Innocenti evasioni

Se si parla di carcere la stragrande maggioranza delle persone è inevitabilmente molto ignorante: non solo per propria responsabilità, ma soprattutto di un sistema generale in cui viviamo – un sistema di pensiero e di pratiche – che usa il carcere pensando di rimuovere dei problemi, e rimuove quindi il carcere stesso dal discorso pubblico e da un’informazione corretta e completa. Poi c’è che la verità – che il carcere è di per sé un problema, che aumenta la criminalità, che non risolve niente – abbiamo anche poca voglia di ascoltarla, e insomma tutto questo fa sì che quando le persone si sentono di dover dire qualcosa sul carcere (perché in quel momento se ne sta parlando, perché è successo qualcosa) lo fanno senza saperne niente, come quando ci sono i mondiali di calcio e improvvisamente i più sprovveduti o disinteressati si trovano davanti alla tv ed esclamano frasi fatte o commenti goffi, sentendosi tenuti.
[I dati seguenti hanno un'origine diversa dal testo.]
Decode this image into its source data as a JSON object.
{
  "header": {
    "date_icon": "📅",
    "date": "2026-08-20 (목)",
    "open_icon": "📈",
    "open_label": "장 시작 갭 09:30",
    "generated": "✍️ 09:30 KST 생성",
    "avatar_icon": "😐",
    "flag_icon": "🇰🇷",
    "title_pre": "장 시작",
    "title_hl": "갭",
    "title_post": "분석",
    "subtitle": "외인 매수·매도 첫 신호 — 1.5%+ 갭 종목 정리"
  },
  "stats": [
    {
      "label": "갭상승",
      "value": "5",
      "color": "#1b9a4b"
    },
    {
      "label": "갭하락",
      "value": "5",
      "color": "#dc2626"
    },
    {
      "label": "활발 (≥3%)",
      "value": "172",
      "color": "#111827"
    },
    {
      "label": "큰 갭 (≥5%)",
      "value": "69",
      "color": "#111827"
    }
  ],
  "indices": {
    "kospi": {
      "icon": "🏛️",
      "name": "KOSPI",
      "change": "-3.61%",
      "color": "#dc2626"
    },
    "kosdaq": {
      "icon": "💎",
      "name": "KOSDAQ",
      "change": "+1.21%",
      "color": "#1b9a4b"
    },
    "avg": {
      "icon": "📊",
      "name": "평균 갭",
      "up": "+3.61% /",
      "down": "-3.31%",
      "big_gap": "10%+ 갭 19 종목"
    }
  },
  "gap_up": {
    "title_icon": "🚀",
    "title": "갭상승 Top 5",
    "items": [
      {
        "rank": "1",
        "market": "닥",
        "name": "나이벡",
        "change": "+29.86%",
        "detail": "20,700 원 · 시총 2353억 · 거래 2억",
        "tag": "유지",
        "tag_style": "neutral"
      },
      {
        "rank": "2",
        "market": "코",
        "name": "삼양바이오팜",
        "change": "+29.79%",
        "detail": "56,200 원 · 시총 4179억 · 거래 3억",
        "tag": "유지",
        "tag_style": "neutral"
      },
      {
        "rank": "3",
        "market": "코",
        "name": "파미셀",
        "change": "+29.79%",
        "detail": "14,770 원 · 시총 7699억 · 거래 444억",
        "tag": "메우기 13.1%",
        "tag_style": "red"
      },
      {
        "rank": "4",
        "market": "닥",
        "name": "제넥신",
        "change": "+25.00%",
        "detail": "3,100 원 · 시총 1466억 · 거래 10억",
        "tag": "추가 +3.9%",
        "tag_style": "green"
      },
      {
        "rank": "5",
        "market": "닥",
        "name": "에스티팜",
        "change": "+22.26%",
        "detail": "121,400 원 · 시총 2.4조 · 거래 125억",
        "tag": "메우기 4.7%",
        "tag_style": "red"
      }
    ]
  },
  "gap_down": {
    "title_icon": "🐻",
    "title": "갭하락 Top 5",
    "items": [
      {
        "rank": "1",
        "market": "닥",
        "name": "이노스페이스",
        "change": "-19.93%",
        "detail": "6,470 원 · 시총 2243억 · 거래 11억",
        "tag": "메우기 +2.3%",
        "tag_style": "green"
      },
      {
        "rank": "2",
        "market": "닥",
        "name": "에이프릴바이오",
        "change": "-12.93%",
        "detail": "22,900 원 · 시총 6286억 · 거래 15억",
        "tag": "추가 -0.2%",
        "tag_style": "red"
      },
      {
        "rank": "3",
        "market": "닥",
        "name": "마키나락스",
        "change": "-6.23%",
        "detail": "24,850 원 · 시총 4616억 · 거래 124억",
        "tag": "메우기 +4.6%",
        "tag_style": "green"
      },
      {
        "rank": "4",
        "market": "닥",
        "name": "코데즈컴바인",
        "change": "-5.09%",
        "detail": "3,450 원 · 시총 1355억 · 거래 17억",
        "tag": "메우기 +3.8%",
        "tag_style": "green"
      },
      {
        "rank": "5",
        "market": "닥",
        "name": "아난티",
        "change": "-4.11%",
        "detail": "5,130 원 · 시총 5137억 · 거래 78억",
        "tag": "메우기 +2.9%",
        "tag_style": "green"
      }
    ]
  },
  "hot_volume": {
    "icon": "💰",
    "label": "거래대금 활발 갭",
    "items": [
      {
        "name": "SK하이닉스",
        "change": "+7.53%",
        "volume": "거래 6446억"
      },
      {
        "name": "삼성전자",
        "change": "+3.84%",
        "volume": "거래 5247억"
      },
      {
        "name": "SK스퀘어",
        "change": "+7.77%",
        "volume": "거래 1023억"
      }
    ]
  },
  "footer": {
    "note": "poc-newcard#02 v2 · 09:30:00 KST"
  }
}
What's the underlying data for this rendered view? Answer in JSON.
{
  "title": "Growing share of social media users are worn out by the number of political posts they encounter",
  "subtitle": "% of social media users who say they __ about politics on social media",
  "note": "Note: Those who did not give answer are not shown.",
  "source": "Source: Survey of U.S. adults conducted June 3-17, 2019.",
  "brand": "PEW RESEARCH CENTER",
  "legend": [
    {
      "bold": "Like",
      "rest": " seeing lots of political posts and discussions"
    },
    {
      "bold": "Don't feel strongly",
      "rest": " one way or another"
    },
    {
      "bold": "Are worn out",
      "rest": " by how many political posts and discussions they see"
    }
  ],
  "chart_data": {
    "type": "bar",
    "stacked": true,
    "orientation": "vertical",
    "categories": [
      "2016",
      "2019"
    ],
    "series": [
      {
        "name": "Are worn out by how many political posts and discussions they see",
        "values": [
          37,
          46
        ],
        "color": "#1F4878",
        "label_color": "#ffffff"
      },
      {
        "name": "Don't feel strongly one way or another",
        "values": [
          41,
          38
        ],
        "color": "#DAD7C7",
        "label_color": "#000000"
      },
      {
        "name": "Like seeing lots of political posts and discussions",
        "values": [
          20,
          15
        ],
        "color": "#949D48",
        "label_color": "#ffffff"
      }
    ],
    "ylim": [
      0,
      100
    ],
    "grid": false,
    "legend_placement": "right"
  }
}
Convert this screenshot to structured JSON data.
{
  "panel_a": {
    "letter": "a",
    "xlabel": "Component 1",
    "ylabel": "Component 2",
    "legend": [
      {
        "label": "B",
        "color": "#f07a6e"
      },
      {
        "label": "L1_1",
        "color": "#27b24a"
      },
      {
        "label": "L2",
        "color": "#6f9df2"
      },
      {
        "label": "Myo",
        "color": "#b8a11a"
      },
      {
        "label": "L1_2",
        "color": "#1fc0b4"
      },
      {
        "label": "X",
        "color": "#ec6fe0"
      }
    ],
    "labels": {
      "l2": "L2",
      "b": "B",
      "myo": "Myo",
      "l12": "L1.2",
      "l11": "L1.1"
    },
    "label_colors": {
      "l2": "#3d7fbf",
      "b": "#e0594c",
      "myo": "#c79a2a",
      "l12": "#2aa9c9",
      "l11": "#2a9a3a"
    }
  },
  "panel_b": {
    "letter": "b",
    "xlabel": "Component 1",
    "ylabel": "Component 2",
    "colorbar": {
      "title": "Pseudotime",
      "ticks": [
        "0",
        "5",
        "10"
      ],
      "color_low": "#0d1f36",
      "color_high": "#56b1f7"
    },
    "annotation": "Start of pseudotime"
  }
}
Chi volesse sapere un po’ meglio come funziona e cosa implica il carcere, ha molti strumenti (compreso l’ultimo Cose): quel che manca di solito è la volontà di informarsi, non la bibliografia. Per comprensibile desiderio di rimozione, come abbiamo detto. Quindi qui mi limito a un piccolo tentativo di svuotare l’oceano di questa ignoranza con un secchiello, approfittando di cose lette in questi due giorni intorno all’evasione di un gruppo di ragazzi da un carcere minorile milanese.
E mi limito all’argomento della pretesa “pericolosità” degli evasi, ovvero della pretesa “pericolosità” di chiunque stia in carcere: argomento che viene evocato spesso: per esempio quando qualcuno viene scarcerato perché in attesa di giudizio come prescrive la legge, o quando si è discusso di indulti e amnistie (“eh, ma così tornano a delinquere!”).

Il fatto è che l’ingenua distinzione tra la pericolosità di chi sia in carcere e la non pericolosità di chi ne sia fuori è, appunto, ingenua e illogica. In carcere stanno per esempio tantissime persone sotto indagine o in attesa di processo, condizione identica a quella di molte persone fuori dal carcere; in carcere stanno tantissime persone che non hanno maggiori probabilità di compiere di nuovo un reato di quanta ne abbiano molti di noi (ma questa probabilità per alcuni aumenta proprio stando in carcere); in carcere stanno tantissime persone che ne usciranno appunto nella medesima condizione in cui ci sono entrate, e quindi la loro pericolosità è identica oggi a quella di quando saranno correttamente scarcerate. Prendete i ragazzi evasi, tutti in attesa di processo (e quindi per la legge innocenti, fino a eventuale condanna): non conosciamo i reati contestati, ma con buona probabilità se porteranno a una pena detentiva – dopo un processo e un’eventuale condanna – possiamo immaginare che sia a qualche anno di carcere. Diciamo anche che siano, che so, cinque anni. Ecco, quei ragazzi tra cinque anni saranno pericolosi esattamente quanto lo sono oggi, se non di più (“il carcere è criminogeno” dicono in molti, e lo ha detto anche la direttrice del carcere bolognese in una recente presentazione di Cose). Quindi qualunque allarme e preoccupazione sugli “evasi” di oggi dovrebbe esserci anche tra cinque anni. O se venissero assolti.

Altrettanto ridicoli sono quindi gli allarmi sui rischi per chi sia scarcerato da un indulto o da un’amnistia, o da uno sconto di pena (ovvero persone con pene non elevate): si possono avere altre obiezioni, ma che si rischi che  “tornino a delinquere” è un argomento che avrebbe senso solo se si immaginasse di non scarcerarle mai più, quelle persone. Se rischiano di tornare a delinquere oggi, rischieranno di tornare a delinquere anche quando verranno regolarmente liberate.

Tutto questo rende assurdo – ma non così assurdo, se si conoscono i tic del sensazionalismo giornalistico e della propaganda politica – tutto l’armamentario cinematografico e retorico di questi giorni e di altre occasioni simili: la “fuga” (a casa della mamma), la “cattura”, la “caccia all’uomo”. Non esiste niente, nelle nostre società “progredite”, che sia così poco progredito e così rimasto a livelli di civiltà medievali e ignoranti come il carcere e il dibattito sul carcere. E non consola che per una volta non sia un problema solo italiano: vuol dire che siamo un caso disperato, noi fuori dal carcere.